Par Dieudonné Essomba, cadre au minepat, ingénieur statistiques hors échelle, économiste

Le deuxième forum minier, organisé conjointement par le gouvernement et la Banque Mondiale, s’est tenu à l’Hôtel Hilton du 29 au 31 Mai 2012. Le Forum était axé sur la démarche optimale à suivre pour concrétiser la stratégie de développement du secteur minier au Cameroun. Notre pays dispose d’importantes réserves de mines solides, mais si on exclut le cas particulier du pétrole, la contribution du secteur minier reste marginale avec moins de 1% du PIB. L’activité se réduit à l’exploitation artisanale de quelques pierres et métaux précieux faite de manière informelle.
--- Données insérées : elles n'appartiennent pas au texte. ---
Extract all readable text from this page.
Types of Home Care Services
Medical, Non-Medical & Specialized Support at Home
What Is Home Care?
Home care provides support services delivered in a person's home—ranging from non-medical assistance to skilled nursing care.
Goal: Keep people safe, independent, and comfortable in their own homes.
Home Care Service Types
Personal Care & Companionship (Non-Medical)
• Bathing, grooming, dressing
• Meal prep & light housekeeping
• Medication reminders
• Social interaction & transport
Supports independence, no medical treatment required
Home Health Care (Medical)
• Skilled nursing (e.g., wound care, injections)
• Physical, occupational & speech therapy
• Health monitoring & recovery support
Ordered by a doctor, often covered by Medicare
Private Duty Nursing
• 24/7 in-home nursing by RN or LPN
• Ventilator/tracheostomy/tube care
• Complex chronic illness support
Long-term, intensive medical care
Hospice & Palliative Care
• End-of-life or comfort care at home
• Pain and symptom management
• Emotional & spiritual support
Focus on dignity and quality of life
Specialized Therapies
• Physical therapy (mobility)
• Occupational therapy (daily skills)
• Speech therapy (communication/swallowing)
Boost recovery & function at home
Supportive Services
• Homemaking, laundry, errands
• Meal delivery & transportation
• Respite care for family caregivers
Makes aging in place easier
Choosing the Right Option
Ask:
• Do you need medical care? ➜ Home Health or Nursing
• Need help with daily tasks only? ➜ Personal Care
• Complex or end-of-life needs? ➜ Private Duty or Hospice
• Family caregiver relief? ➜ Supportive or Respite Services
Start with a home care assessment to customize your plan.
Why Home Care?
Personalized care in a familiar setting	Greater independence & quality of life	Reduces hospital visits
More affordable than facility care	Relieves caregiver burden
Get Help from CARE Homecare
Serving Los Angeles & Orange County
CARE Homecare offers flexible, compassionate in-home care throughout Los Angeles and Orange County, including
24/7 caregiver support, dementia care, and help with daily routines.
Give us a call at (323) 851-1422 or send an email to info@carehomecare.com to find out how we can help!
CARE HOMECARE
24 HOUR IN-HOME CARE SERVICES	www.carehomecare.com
Le Forum a parcouru un grand nombre de problématiques liées à l’exploitation minière, et notamment la gouvernance, le cadastre, la fiscalité, les normes, l’environnement, la cogestion des mines entre pays voisins et les conflits relatifs à l’exploitation minière. Un accent particulier a été mis sur la transparence dans la répartition des ressources entre l’Etat, les collectivités territoriales décentralisées et les communautés riveraines. Si on peut se féliciter de la grande variété des thèmes développés et du grand nombre d’informations auxquelles on a eu accès et qu’on peut naturellement retrouver sur les sites dédiés à la Banque Mondiale, le forum a cependant dégagé quelques points polémiques.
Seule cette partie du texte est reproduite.